Bezoekerscijfers voor de attracties geeft de Vlaamse overheid niet prijs. Evenmin blijkt er een ranking te zijn van de minst populaire attracties. Er moeten toch plekken zijn waar niemand komt of waar er sprake is van te weinig toerisme? “Het Scheldeland, het Meetjesland, de Leiestreek en Limburg zijn minder bezochte plaatsen”, zegt Neuts. “Je zou dus kunnen inzetten op meer spreiding naar het platteland. Het zou alleszins een opsteker zijn voor het onderbenutte erfgoed daar.” 

Alleen: zo’n spreiding is moeilijk in de praktijk te brengen. Het is ook niet altijd succesvol.
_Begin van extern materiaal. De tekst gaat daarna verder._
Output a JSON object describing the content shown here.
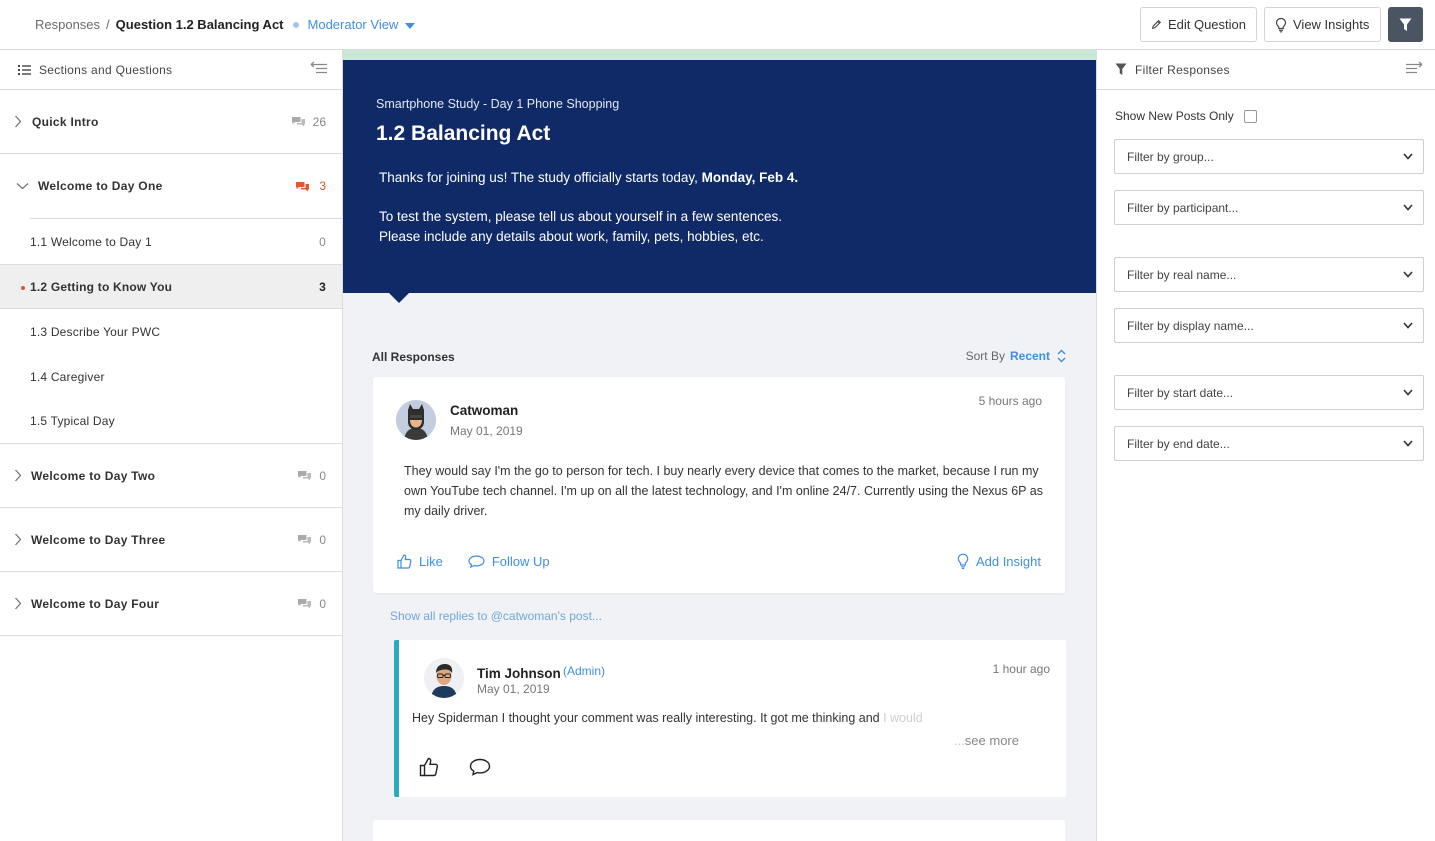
{
  "breadcrumb": {
    "root": "Responses",
    "separator": "/",
    "current": "Question 1.2 Balancing Act",
    "view": "Moderator View"
  },
  "toolbar": {
    "edit_label": "Edit Question",
    "insights_label": "View Insights"
  },
  "sidebar": {
    "title": "Sections and Questions",
    "sections": [
      {
        "label": "Quick Intro",
        "count": "26"
      },
      {
        "label": "Welcome to Day One",
        "count": "3"
      },
      {
        "label": "Welcome to Day Two",
        "count": "0"
      },
      {
        "label": "Welcome to Day Three",
        "count": "0"
      },
      {
        "label": "Welcome to Day Four",
        "count": "0"
      }
    ],
    "questions": [
      {
        "label": "1.1 Welcome to Day 1",
        "count": "0"
      },
      {
        "label": "1.2 Getting to Know You",
        "count": "3"
      },
      {
        "label": "1.3 Describe Your PWC",
        "count": ""
      },
      {
        "label": "1.4 Caregiver",
        "count": ""
      },
      {
        "label": "1.5 Typical Day",
        "count": ""
      }
    ]
  },
  "question": {
    "study": "Smartphone Study - Day 1 Phone Shopping",
    "title": "1.2 Balancing Act",
    "intro_prefix": "Thanks for joining us! The study officially starts today, ",
    "intro_date": "Monday, Feb 4.",
    "line1": "To test the system, please tell us about yourself in a few sentences.",
    "line2": "Please include any details about work, family, pets, hobbies, etc."
  },
  "responses": {
    "heading": "All Responses",
    "sort_label": "Sort By",
    "sort_value": "Recent",
    "post": {
      "user": "Catwoman",
      "date": "May 01, 2019",
      "ago": "5 hours ago",
      "body": "They would say I'm the go to person for tech. I buy nearly every device that comes to the market, because I run my own YouTube tech channel.  I'm up on all the latest technology, and I'm online 24/7. Currently using the Nexus 6P as my daily driver.",
      "like": "Like",
      "follow": "Follow Up",
      "insight": "Add Insight"
    },
    "show_replies": "Show all replies to @catwoman's post...",
    "reply": {
      "user": "Tim Johnson",
      "role": "(Admin)",
      "date": "May 01, 2019",
      "ago": "1 hour ago",
      "body": "Hey Spiderman I thought your comment was really interesting. It got me thinking and ",
      "body_faded": "I would",
      "ellipsis": "...",
      "see_more": "see more"
    }
  },
  "filters": {
    "title": "Filter Responses",
    "new_posts": "Show New Posts Only",
    "selects": [
      "Filter by group...",
      "Filter by participant...",
      "Filter by real name...",
      "Filter by display name...",
      "Filter by start date...",
      "Filter by end date..."
    ]
  },
  "colors": {
    "accent": "#3f8fe0",
    "hero": "#0f2a66",
    "alert": "#e2572c",
    "reply_border": "#2ba9c4"
  }
}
Brugge heeft het een tijdje geprobeerd met ‘Winter in Brugge’, maar dat veroorzaakte zoveel toeloop dat de touringcars niet meer geparkeerd geraakten.

Op basis van de overnachtingscijfers blijkt het Waals-Brabantse Eigenbrakel de gemeente te zijn met het laagste aantal overnachtingen in het hele land: in 2018 bleven er welgeteld 461 mensen slapen. Al staan er in de statistieken ook gemeenten die hun overnachtingen niet wensen prijs te geven, zoals het Antwerpse Berlaar, het Vlaams-Brabantse Pepingen of het Limburgse Kortessem.

Maar dus: slechts 461 toeristische overnachtingen in Eigenbrakel, nota bene het grondgebied waar de Leeuw van Waterloo uitkijkt over het slagveld waar Napoleon in 1815 verslagen werd. Ook dat is typisch Belgisch: de Leeuw van Waterloo staat niet in Waterloo. Eigenbrakel heeft zelfs een kopie van Manneken Pis, in het Waals zo lieflijk El Gamin qui Piche genoemd. Voor wie de Brusselse Grote Markt net iets te druk vindt.

Bronnen: Statistiek Vlaanderen, FOD Economie.